Wheatgrass provides a range of vitamins and minerals, while imposing very few calories. Per 100 grams -- about 2.8 ounces -- wheatgrass juice has about 20 calories, 2 grams of carbohydrates and 0.06 gram of fat. Its low calorie content and impressive nutrient profile make wheatgrass an efficient food choice for anyone pursuing a healthy lifestyle.

Wheatgrass Vitamins

Vitamins in wheatgrass include A, C, E and several B vitamins. The most prevalent vitamin in wheatgrass is pantothenic acid, or B-5. A 100-gram serving of wheatgrass contains 6 milligrams, a full milligram over the suggested 5-milligram daily intake. Pantothenic acid has many roles in the body, including breaking down and converting fats and carbohydrates into energy, maintaining digestive health, and assisting in the production of red blood cells and hormones.

Wheatgrass Minerals

Iron, zinc, magnesium, potassium, phosphorus, calcium, sodium and selenium are all present in wheatgrass in at least trace amounts. A serving has 24 milligrams of magnesium, about 8 percent of the recommended dietary allowance for women. Magnesium helps oxygenate blood and keep energy levels high. One serving also has 147 milligrams -- about 3 percent of the RDA -- of potassium, which helps maintain the body's water and electrolyte levels while also protecting heart health.
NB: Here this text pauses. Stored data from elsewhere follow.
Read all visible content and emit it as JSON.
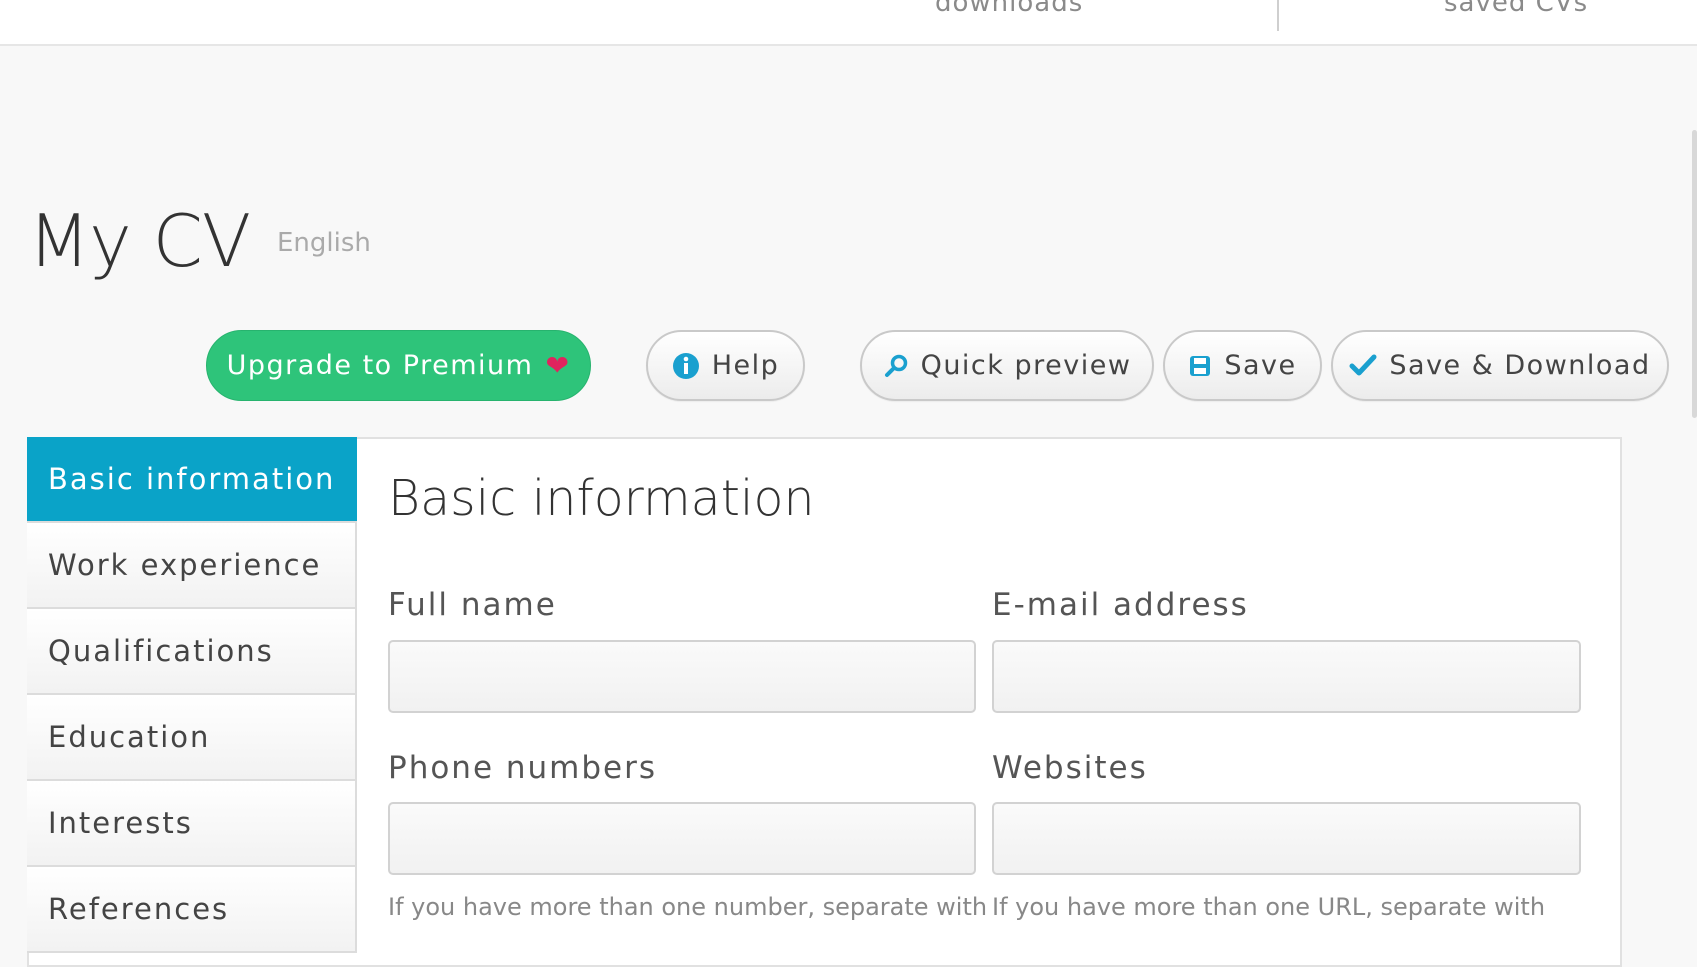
{
  "topnav": {
    "downloads_label": "downloads",
    "saved_label": "saved CVs"
  },
  "page": {
    "title": "My CV",
    "language": "English"
  },
  "toolbar": {
    "premium_label": "Upgrade to Premium",
    "premium_icon": "heart-icon",
    "help_label": "Help",
    "help_icon": "info-icon",
    "preview_label": "Quick preview",
    "preview_icon": "magnifier-icon",
    "save_label": "Save",
    "save_icon": "floppy-icon",
    "save_download_label": "Save & Download",
    "save_download_icon": "check-icon"
  },
  "sidebar": {
    "items": [
      {
        "label": "Basic information",
        "active": true
      },
      {
        "label": "Work experience",
        "active": false
      },
      {
        "label": "Qualifications",
        "active": false
      },
      {
        "label": "Education",
        "active": false
      },
      {
        "label": "Interests",
        "active": false
      },
      {
        "label": "References",
        "active": false
      }
    ]
  },
  "form": {
    "section_title": "Basic information",
    "full_name_label": "Full name",
    "full_name_value": "",
    "email_label": "E-mail address",
    "email_value": "",
    "phone_label": "Phone numbers",
    "phone_value": "",
    "phone_hint": "If you have more than one number, separate with",
    "websites_label": "Websites",
    "websites_value": "",
    "websites_hint": "If you have more than one URL, separate with"
  },
  "colors": {
    "premium_green": "#2ec47a",
    "active_blue": "#0aa3c8",
    "icon_blue": "#1aa0cf",
    "heart_red": "#e0245e"
  }
}
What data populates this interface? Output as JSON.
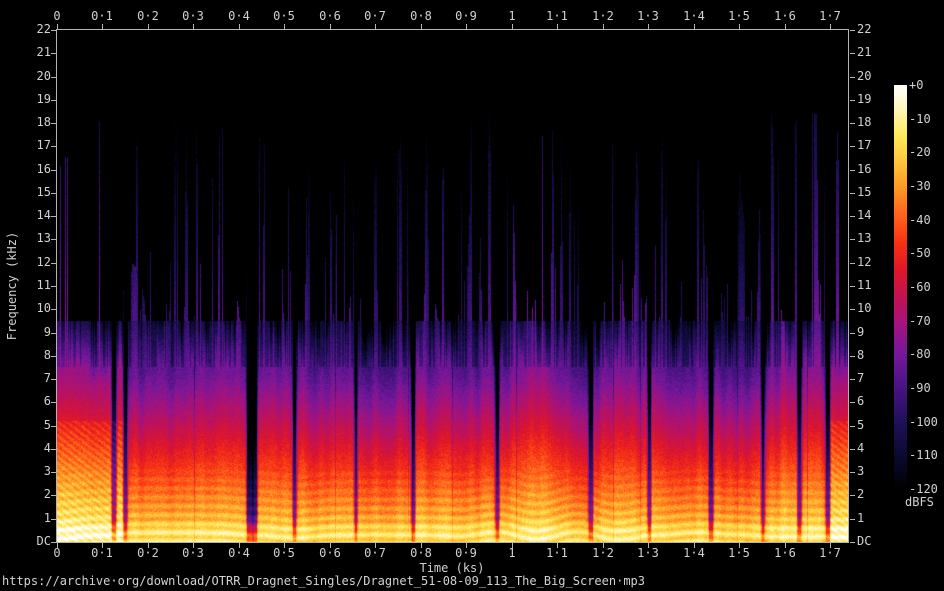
{
  "footer_url": "https://archive·org/download/OTRR_Dragnet_Singles/Dragnet_51-08-09_113_The_Big_Screen·mp3",
  "chart_data": {
    "type": "heatmap",
    "subtype": "audio-spectrogram",
    "xlabel": "Time (ks)",
    "ylabel": "Frequency (kHz)",
    "colorbar_label": "dBFS",
    "x_range_ks": [
      0,
      1.74
    ],
    "y_range_khz": [
      0,
      22
    ],
    "db_range": [
      -120,
      0
    ],
    "x_ticks": [
      "0",
      "0·1",
      "0·2",
      "0·3",
      "0·4",
      "0·5",
      "0·6",
      "0·7",
      "0·8",
      "0·9",
      "1",
      "1·1",
      "1·2",
      "1·3",
      "1·4",
      "1·5",
      "1·6",
      "1·7"
    ],
    "x_tick_values": [
      0,
      0.1,
      0.2,
      0.3,
      0.4,
      0.5,
      0.6,
      0.7,
      0.8,
      0.9,
      1,
      1.1,
      1.2,
      1.3,
      1.4,
      1.5,
      1.6,
      1.7
    ],
    "y_ticks": [
      "22",
      "21",
      "20",
      "19",
      "18",
      "17",
      "16",
      "15",
      "14",
      "13",
      "12",
      "11",
      "10",
      "9",
      "8",
      "7",
      "6",
      "5",
      "4",
      "3",
      "2",
      "1",
      "DC"
    ],
    "y_tick_values": [
      22,
      21,
      20,
      19,
      18,
      17,
      16,
      15,
      14,
      13,
      12,
      11,
      10,
      9,
      8,
      7,
      6,
      5,
      4,
      3,
      2,
      1,
      0
    ],
    "colorbar_ticks": [
      "+0",
      "-10",
      "-20",
      "-30",
      "-40",
      "-50",
      "-60",
      "-70",
      "-80",
      "-90",
      "-100",
      "-110",
      "-120"
    ],
    "colorbar_tick_values": [
      0,
      -10,
      -20,
      -30,
      -40,
      -50,
      -60,
      -70,
      -80,
      -90,
      -100,
      -110,
      -120
    ],
    "grid": false,
    "legend_position": "right-colorbar",
    "palette": [
      {
        "db": 0,
        "color": "#ffffff"
      },
      {
        "db": -7,
        "color": "#fff6bd"
      },
      {
        "db": -15,
        "color": "#ffe95a"
      },
      {
        "db": -23,
        "color": "#ffc43a"
      },
      {
        "db": -31,
        "color": "#ff9524"
      },
      {
        "db": -39,
        "color": "#ff611b"
      },
      {
        "db": -47,
        "color": "#f63114"
      },
      {
        "db": -55,
        "color": "#df1629"
      },
      {
        "db": -63,
        "color": "#c21253"
      },
      {
        "db": -71,
        "color": "#a3137e"
      },
      {
        "db": -80,
        "color": "#75189b"
      },
      {
        "db": -90,
        "color": "#471382"
      },
      {
        "db": -100,
        "color": "#201058"
      },
      {
        "db": -110,
        "color": "#0b0a31"
      },
      {
        "db": -120,
        "color": "#000000"
      }
    ],
    "segments": [
      {
        "type": "music",
        "start_ks": 0.0,
        "end_ks": 0.145
      },
      {
        "type": "speech",
        "start_ks": 0.154,
        "end_ks": 1.692
      },
      {
        "type": "music",
        "start_ks": 1.7,
        "end_ks": 1.74
      }
    ],
    "quiet_gaps_ks": [
      [
        0.121,
        0.13
      ],
      [
        0.147,
        0.154
      ],
      [
        0.418,
        0.44
      ],
      [
        0.52,
        0.526
      ],
      [
        0.655,
        0.66
      ],
      [
        0.78,
        0.787
      ],
      [
        0.965,
        0.972
      ],
      [
        1.17,
        1.178
      ],
      [
        1.3,
        1.306
      ],
      [
        1.435,
        1.443
      ],
      [
        1.55,
        1.556
      ],
      [
        1.63,
        1.637
      ],
      [
        1.692,
        1.7
      ]
    ],
    "tall_spike_times_ks": [
      0.004,
      0.02,
      0.09,
      0.175,
      0.26,
      0.305,
      0.36,
      0.445,
      0.555,
      0.63,
      0.7,
      0.745,
      0.755,
      0.77,
      0.85,
      0.95,
      1.07,
      1.13,
      1.22,
      1.33,
      1.41,
      1.5,
      1.585,
      1.66,
      1.715
    ],
    "observed_bands": [
      {
        "khz": [
          0,
          1.3
        ],
        "typical_dbfs": [
          -25,
          -12
        ]
      },
      {
        "khz": [
          1.3,
          2.5
        ],
        "typical_dbfs": [
          -38,
          -25
        ]
      },
      {
        "khz": [
          2.5,
          4.5
        ],
        "typical_dbfs": [
          -58,
          -38
        ]
      },
      {
        "khz": [
          4.5,
          7
        ],
        "typical_dbfs": [
          -80,
          -58
        ]
      },
      {
        "khz": [
          7,
          9.5
        ],
        "typical_dbfs": [
          -100,
          -80
        ]
      },
      {
        "khz": [
          9.5,
          18
        ],
        "typical_dbfs": [
          -120,
          -95
        ]
      }
    ],
    "accent_colors": {
      "axis": "#b4b4b4",
      "text": "#d2d2d2",
      "background": "#000000"
    }
  }
}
Possible Help for Digestive Issues

Researchers from the Israel Institute of Technology studied wheatgrass's potential to help with ulcerative colitis, a condition that causes chronic inflammation of the large intestine. Participants in the study consumed either a placebo or just over 3 ounces of wheatgrass juice daily for a month. Results showed participants who consumed wheatgrass experienced reduced symptoms. The results of this study were published in the April 2002 issue of the "Scandinavian Journal of Gastroenterology."